The Swiss data protection watchdog is taking Google to the country’s Federal Administrative Court over an alleged failure to protect people’s privacy on its Street View website, two months after launching the service in Switzerland.
Hanspeter Thür, the federal data protection and information commissioner, said Google had not done enough to make faces and vehicle number plates unrecognisable on the service, which provides panoramic, street-level photos.
He has filed a motion seeking to freeze any expansion of Google’s activities under a temporary injunction. This would prevent Google from taking any further photography but would not require it to shut down the service entirely.
It is the first time that Google has faced a lawsuit from a government agency over Street View. Privacy regulators in a number of countries, including Italy, Germany and Japan, have raised concerns about the service but Google has been able to negotiate measures that have reassured them.
In Japan, it agreed to lower the height of the cameras taking pictures of the streets by 40cm to ensure they did not take images of people’s private gardens, while in Germany it agreed to erase the raw, identifiable photos of people and property from its system if individuals requested it.
Google also faced a private lawsuit in the US over the service, which was ultimately dismissed.

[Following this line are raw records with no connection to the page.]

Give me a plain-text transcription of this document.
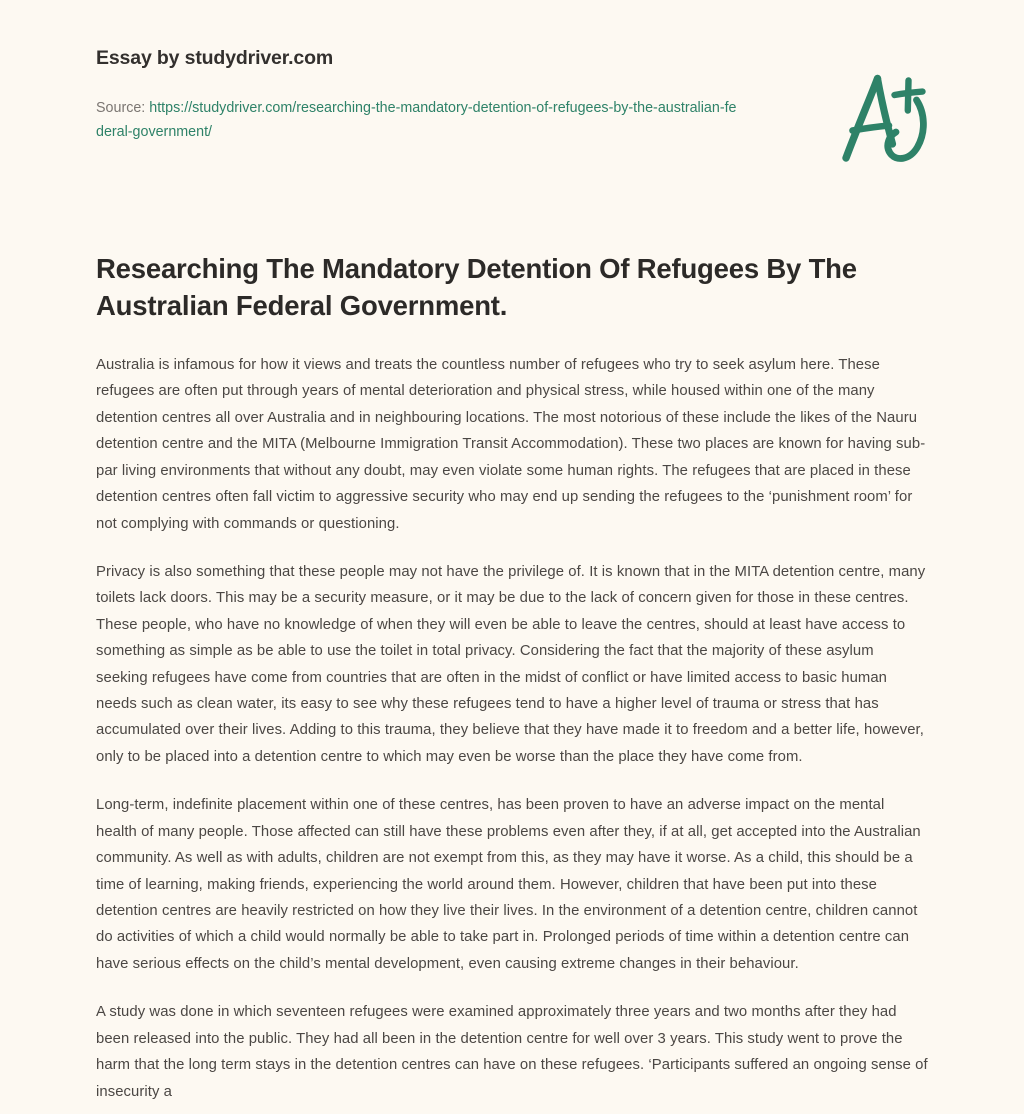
Essay by studydriver.com
Source: https://studydriver.com/researching-the-mandatory-detention-of-refugees-by-the-australian-federal-government/
Researching The Mandatory Detention Of Refugees By The Australian Federal Government.

Australia is infamous for how it views and treats the countless number of refugees who try to seek asylum here. These refugees are often put through years of mental deterioration and physical stress, while housed within one of the many detention centres all over Australia and in neighbouring locations. The most notorious of these include the likes of the Nauru detention centre and the MITA (Melbourne Immigration Transit Accommodation). These two places are known for having sub-par living environments that without any doubt, may even violate some human rights. The refugees that are placed in these detention centres often fall victim to aggressive security who may end up sending the refugees to the ‘punishment room’ for not complying with commands or questioning.

Privacy is also something that these people may not have the privilege of. It is known that in the MITA detention centre, many toilets lack doors. This may be a security measure, or it may be due to the lack of concern given for those in these centres. These people, who have no knowledge of when they will even be able to leave the centres, should at least have access to something as simple as be able to use the toilet in total privacy. Considering the fact that the majority of these asylum seeking refugees have come from countries that are often in the midst of conflict or have limited access to basic human needs such as clean water, its easy to see why these refugees tend to have a higher level of trauma or stress that has accumulated over their lives. Adding to this trauma, they believe that they have made it to freedom and a better life, however, only to be placed into a detention centre to which may even be worse than the place they have come from.

Long-term, indefinite placement within one of these centres, has been proven to have an adverse impact on the mental health of many people. Those affected can still have these problems even after they, if at all, get accepted into the Australian community. As well as with adults, children are not exempt from this, as they may have it worse. As a child, this should be a time of learning, making friends, experiencing the world around them. However, children that have been put into these detention centres are heavily restricted on how they live their lives. In the environment of a detention centre, children cannot do activities of which a child would normally be able to take part in. Prolonged periods of time within a detention centre can have serious effects on the child’s mental development, even causing extreme changes in their behaviour.

A study was done in which seventeen refugees were examined approximately three years and two months after they had been released into the public. They had all been in the detention centre for well over 3 years. This study went to prove the harm that the long term stays in the detention centres can have on these refugees. ‘Participants suffered an ongoing sense of insecurity a
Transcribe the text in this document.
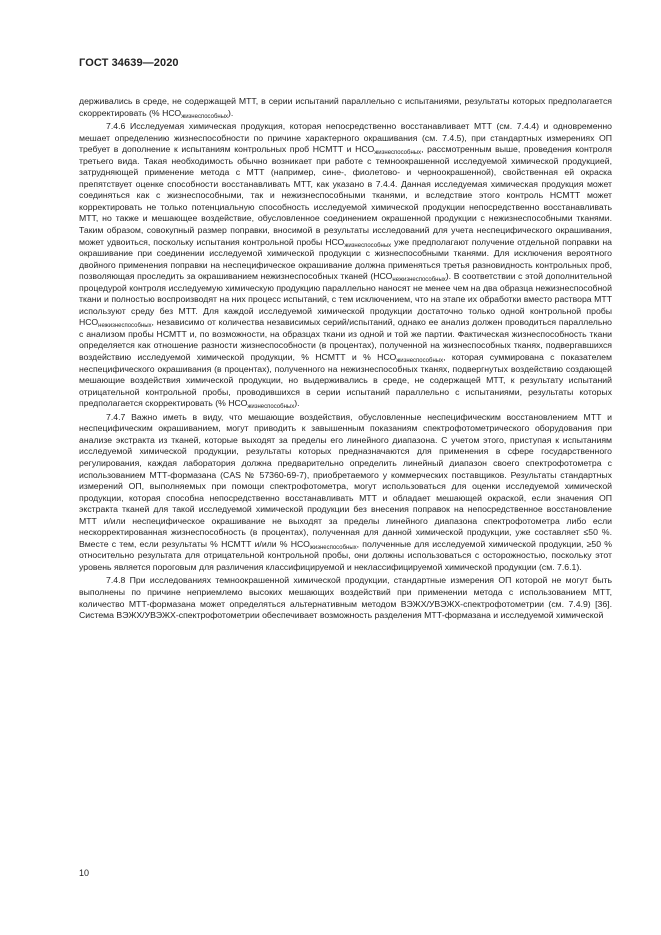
ГОСТ 34639—2020

держивались в среде, не содержащей МТТ, в серии испытаний параллельно с испытаниями, результаты которых предполагается скорректировать (% $НСО_{жизнеспособных}$).

7.4.6 Исследуемая химическая продукция, которая непосредственно восстанавливает МТТ (см. 7.4.4) и одновременно мешает определению жизнеспособности по причине характерного окрашивания (см. 7.4.5), при стандартных измерениях ОП требует в дополнение к испытаниям контрольных проб НСМТТ и $НСО_{жизнеспособных}$, рассмотренным выше, проведения контроля третьего вида. Такая необходимость обычно возникает при работе с темноокрашенной исследуемой химической продукцией, затрудняющей применение метода с МТТ (например, сине-, фиолетово- и черноокрашенной), свойственная ей окраска препятствует оценке способности восстанавливать МТТ, как указано в 7.4.4. Данная исследуемая химическая продукция может соединяться как с жизнеспособными, так и нежизнеспособными тканями, и вследствие этого контроль НСМТТ может корректировать не только потенциальную способность исследуемой химической продукции непосредственно восстанавливать МТТ, но также и мешающее воздействие, обусловленное соединением окрашенной продукции с нежизнеспособными тканями. Таким образом, совокупный размер поправки, вносимой в результаты исследований для учета неспецифического окрашивания, может удвоиться, поскольку испытания контрольной пробы $НСО_{жизнеспособных}$ уже предполагают получение отдельной поправки на окрашивание при соединении исследуемой химической продукции с жизнеспособными тканями. Для исключения вероятного двойного применения поправки на неспецифическое окрашивание должна применяться третья разновидность контрольных проб, позволяющая проследить за окрашиванием нежизнеспособных тканей $(НСО_{нежизнеспособных})$. В соответствии с этой дополнительной процедурой контроля исследуемую химическую продукцию параллельно наносят не менее чем на два образца нежизнеспособной ткани и полностью воспроизводят на них процесс испытаний, с тем исключением, что на этапе их обработки вместо раствора МТТ используют среду без МТТ. Для каждой исследуемой химической продукции достаточно только одной контрольной пробы $НСО_{нежизнеспособных}$, независимо от количества независимых серий/испытаний, однако ее анализ должен проводиться параллельно с анализом пробы НСМТТ и, по возможности, на образцах ткани из одной и той же партии. Фактическая жизнеспособность ткани определяется как отношение разности жизнеспособности (в процентах), полученной на жизнеспособных тканях, подвергавшихся воздействию исследуемой химической продукции, % НСМТТ и % $НСО_{жизнеспособных}$, которая суммирована с показателем неспецифического окрашивания (в процентах), полученного на нежизнеспособных тканях, подвергнутых воздействию создающей мешающие воздействия химической продукции, но выдерживались в среде, не содержащей МТТ, к результату испытаний отрицательной контрольной пробы, проводившихся в серии испытаний параллельно с испытаниями, результаты которых предполагается скорректировать (% $НСО_{жизнеспособных}$).

7.4.7 Важно иметь в виду, что мешающие воздействия, обусловленные неспецифическим восстановлением МТТ и неспецифическим окрашиванием, могут приводить к завышенным показаниям спектрофотометрического оборудования при анализе экстракта из тканей, которые выходят за пределы его линейного диапазона. С учетом этого, приступая к испытаниям исследуемой химической продукции, результаты которых предназначаются для применения в сфере государственного регулирования, каждая лаборатория должна предварительно определить линейный диапазон своего спектрофотометра с использованием МТТ-формазана (CAS № 57360-69-7), приобретаемого у коммерческих поставщиков. Результаты стандартных измерений ОП, выполняемых при помощи спектрофотометра, могут использоваться для оценки исследуемой химической продукции, которая способна непосредственно восстанавливать МТТ и обладает мешающей окраской, если значения ОП экстракта тканей для такой исследуемой химической продукции без внесения поправок на непосредственное восстановление МТТ и/или неспецифическое окрашивание не выходят за пределы линейного диапазона спектрофотометра либо если нескорректированная жизнеспособность (в процентах), полученная для данной химической продукции, уже составляет ≤50 %. Вместе с тем, если результаты % НСМТТ и/или % $НСО_{жизнеспособных}$, полученные для исследуемой химической продукции, ≥50 % относительно результата для отрицательной контрольной пробы, они должны использоваться с осторожностью, поскольку этот уровень является пороговым для различения классифицируемой и неклассифицируемой химической продукции (см. 7.6.1).

7.4.8 При исследованиях темноокрашенной химической продукции, стандартные измерения ОП которой не могут быть выполнены по причине неприемлемо высоких мешающих воздействий при применении метода с использованием МТТ, количество МТТ-формазана может определяться альтернативным методом ВЭЖХ/УВЭЖХ-спектрофотометрии (см. 7.4.9) [36]. Система ВЭЖХ/УВЭЖХ-спектрофотометрии обеспечивает возможность разделения МТТ-формазана и исследуемой химической

10
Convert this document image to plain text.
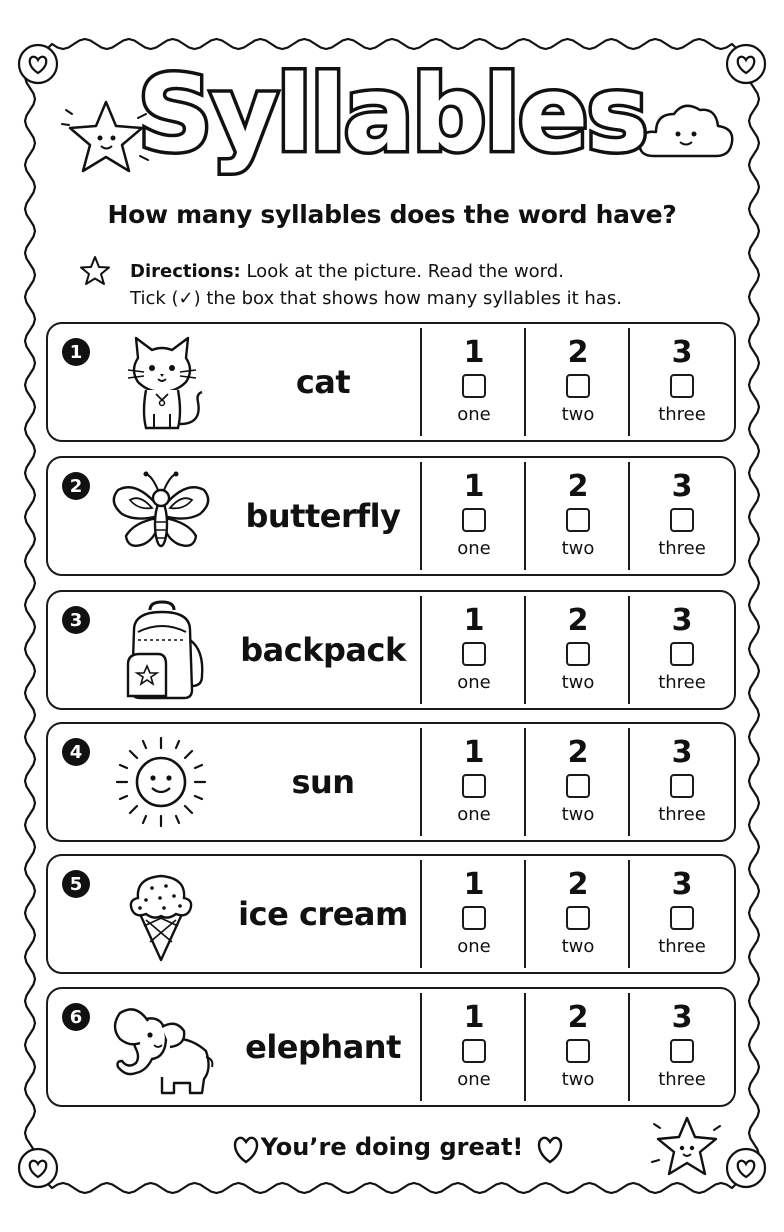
Syllables
How many syllables does the word have?
Directions: Look at the picture. Read the word.
Tick (✓) the box that shows how many syllables it has.
1
cat
1
one
2
two
3
three
2
butterfly
1
one
2
two
3
three
3
backpack
1
one
2
two
3
three
4
sun
1
one
2
two
3
three
5
ice cream
1
one
2
two
3
three
6
elephant
1
one
2
two
3
three
You’re doing great!
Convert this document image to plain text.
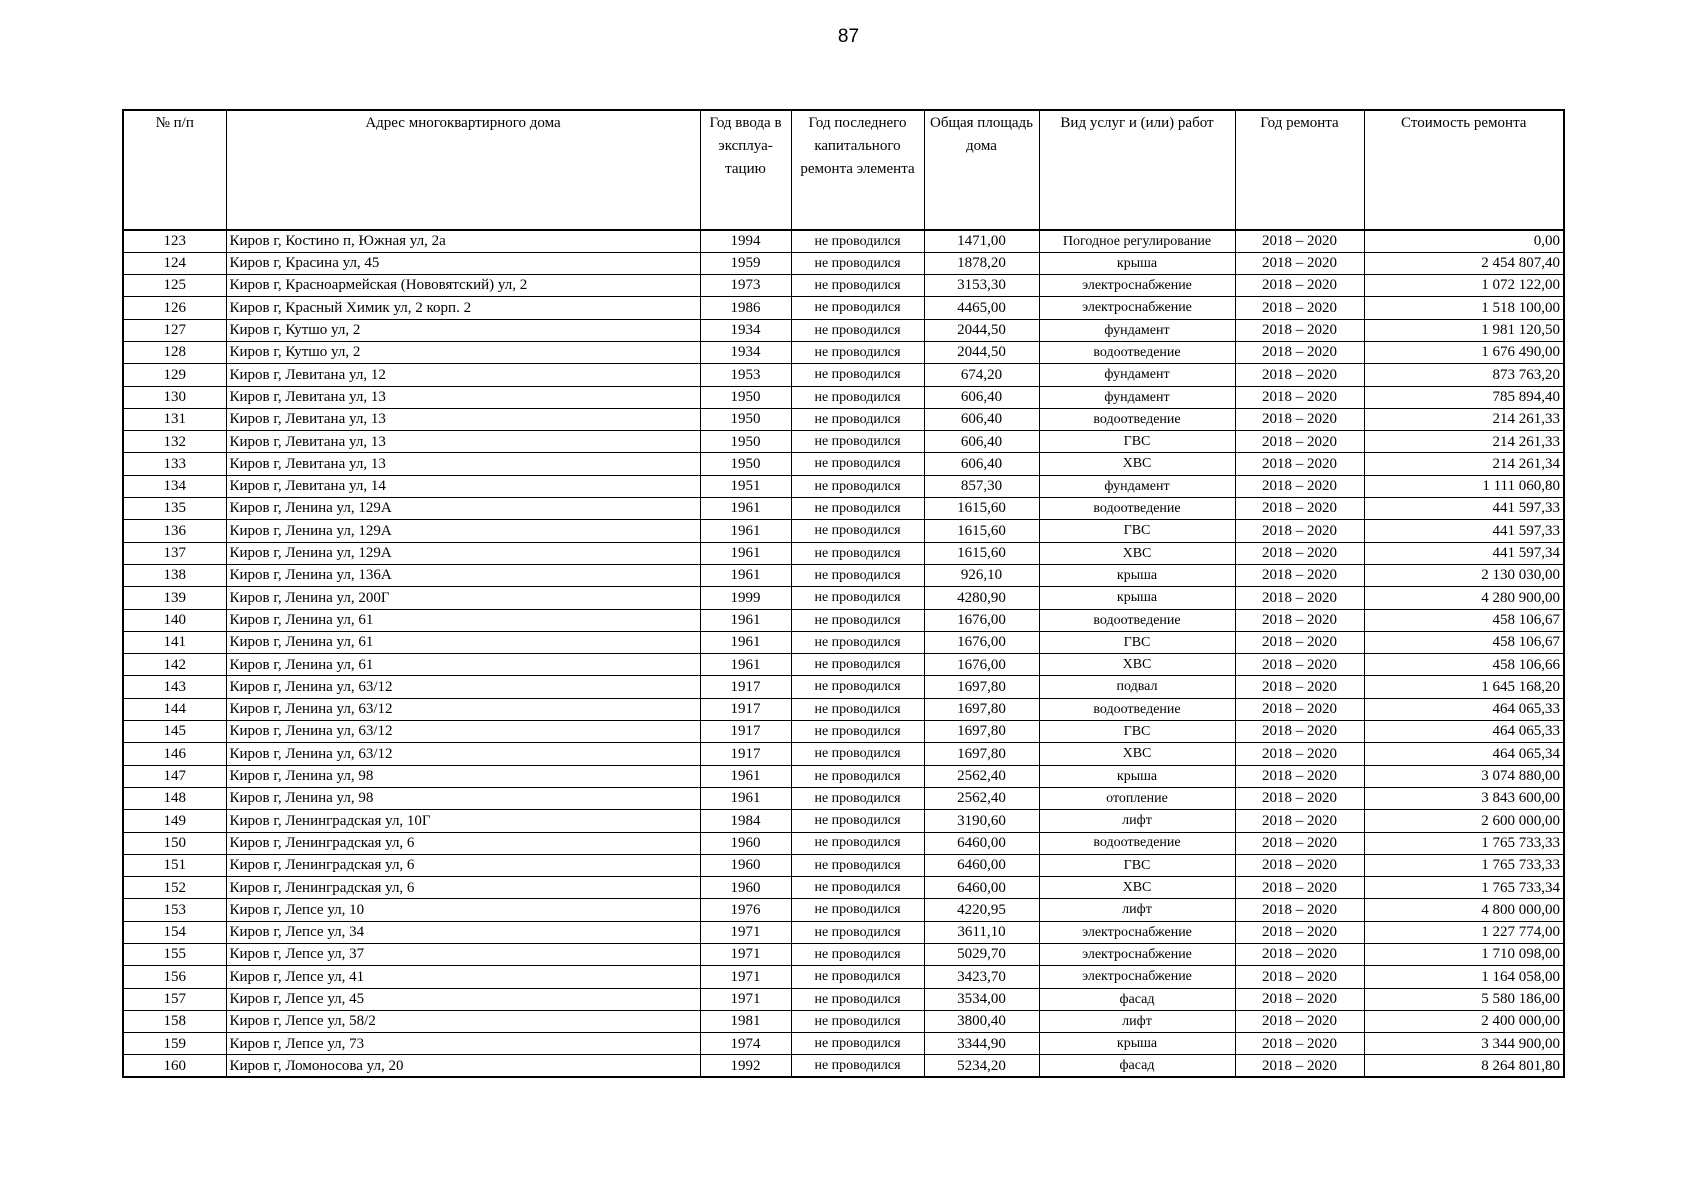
87
№ п/п	Адрес многоквартирного дома	Год ввода в эксплуа-тацию	Год последнего капитального ремонта элемента	Общая площадь дома	Вид услуг и (или) работ	Год ремонта	Стоимость ремонта
123	Киров г, Костино п, Южная ул, 2а	1994	не проводился	1471,00	Погодное регулирование	2018 – 2020	0,00
124	Киров г, Красина ул, 45	1959	не проводился	1878,20	крыша	2018 – 2020	2 454 807,40
125	Киров г, Красноармейская (Нововятский) ул, 2	1973	не проводился	3153,30	электроснабжение	2018 – 2020	1 072 122,00
126	Киров г, Красный Химик ул, 2 корп. 2	1986	не проводился	4465,00	электроснабжение	2018 – 2020	1 518 100,00
127	Киров г, Кутшо ул, 2	1934	не проводился	2044,50	фундамент	2018 – 2020	1 981 120,50
128	Киров г, Кутшо ул, 2	1934	не проводился	2044,50	водоотведение	2018 – 2020	1 676 490,00
129	Киров г, Левитана ул, 12	1953	не проводился	674,20	фундамент	2018 – 2020	873 763,20
130	Киров г, Левитана ул, 13	1950	не проводился	606,40	фундамент	2018 – 2020	785 894,40
131	Киров г, Левитана ул, 13	1950	не проводился	606,40	водоотведение	2018 – 2020	214 261,33
132	Киров г, Левитана ул, 13	1950	не проводился	606,40	ГВС	2018 – 2020	214 261,33
133	Киров г, Левитана ул, 13	1950	не проводился	606,40	ХВС	2018 – 2020	214 261,34
134	Киров г, Левитана ул, 14	1951	не проводился	857,30	фундамент	2018 – 2020	1 111 060,80
135	Киров г, Ленина ул, 129А	1961	не проводился	1615,60	водоотведение	2018 – 2020	441 597,33
136	Киров г, Ленина ул, 129А	1961	не проводился	1615,60	ГВС	2018 – 2020	441 597,33
137	Киров г, Ленина ул, 129А	1961	не проводился	1615,60	ХВС	2018 – 2020	441 597,34
138	Киров г, Ленина ул, 136А	1961	не проводился	926,10	крыша	2018 – 2020	2 130 030,00
139	Киров г, Ленина ул, 200Г	1999	не проводился	4280,90	крыша	2018 – 2020	4 280 900,00
140	Киров г, Ленина ул, 61	1961	не проводился	1676,00	водоотведение	2018 – 2020	458 106,67
141	Киров г, Ленина ул, 61	1961	не проводился	1676,00	ГВС	2018 – 2020	458 106,67
142	Киров г, Ленина ул, 61	1961	не проводился	1676,00	ХВС	2018 – 2020	458 106,66
143	Киров г, Ленина ул, 63/12	1917	не проводился	1697,80	подвал	2018 – 2020	1 645 168,20
144	Киров г, Ленина ул, 63/12	1917	не проводился	1697,80	водоотведение	2018 – 2020	464 065,33
145	Киров г, Ленина ул, 63/12	1917	не проводился	1697,80	ГВС	2018 – 2020	464 065,33
146	Киров г, Ленина ул, 63/12	1917	не проводился	1697,80	ХВС	2018 – 2020	464 065,34
147	Киров г, Ленина ул, 98	1961	не проводился	2562,40	крыша	2018 – 2020	3 074 880,00
148	Киров г, Ленина ул, 98	1961	не проводился	2562,40	отопление	2018 – 2020	3 843 600,00
149	Киров г, Ленинградская ул, 10Г	1984	не проводился	3190,60	лифт	2018 – 2020	2 600 000,00
150	Киров г, Ленинградская ул, 6	1960	не проводился	6460,00	водоотведение	2018 – 2020	1 765 733,33
151	Киров г, Ленинградская ул, 6	1960	не проводился	6460,00	ГВС	2018 – 2020	1 765 733,33
152	Киров г, Ленинградская ул, 6	1960	не проводился	6460,00	ХВС	2018 – 2020	1 765 733,34
153	Киров г, Лепсе ул, 10	1976	не проводился	4220,95	лифт	2018 – 2020	4 800 000,00
154	Киров г, Лепсе ул, 34	1971	не проводился	3611,10	электроснабжение	2018 – 2020	1 227 774,00
155	Киров г, Лепсе ул, 37	1971	не проводился	5029,70	электроснабжение	2018 – 2020	1 710 098,00
156	Киров г, Лепсе ул, 41	1971	не проводился	3423,70	электроснабжение	2018 – 2020	1 164 058,00
157	Киров г, Лепсе ул, 45	1971	не проводился	3534,00	фасад	2018 – 2020	5 580 186,00
158	Киров г, Лепсе ул, 58/2	1981	не проводился	3800,40	лифт	2018 – 2020	2 400 000,00
159	Киров г, Лепсе ул, 73	1974	не проводился	3344,90	крыша	2018 – 2020	3 344 900,00
160	Киров г, Ломоносова ул, 20	1992	не проводился	5234,20	фасад	2018 – 2020	8 264 801,80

Google met Swiss data protection authorities in the run-up to launching Street View in Switzerland in September and was initially given the green light. But Mr Thür later became critical of the service, saying Google had failed to impose promised measures to improve privacy.
He said on Friday that Google had given the authority incomplete information.
“Google announced that it would primarily be filming urban centres, but then put comprehensive images of numerous towns and cities on the internet. In outlying districts, where there are far fewer people on the streets, the simple blurring of faces is no longer sufficient to conceal identities,” said Mr Thür.
Peter Fleischer, Google’s global privacy counsel, said: “We were very disappointed that the DPA [data protection agency] has said he will take this to court. We believe this is unnecessary and Street View is completely legal. We will contest any case vigorously.”
Google said Street View was very popular in Switzerland, with more than 80 per cent of users saying they found it useful.
Fewer than one in 20,000 views had resulted in a request for additional blurring of faces or car licence plates, the company added.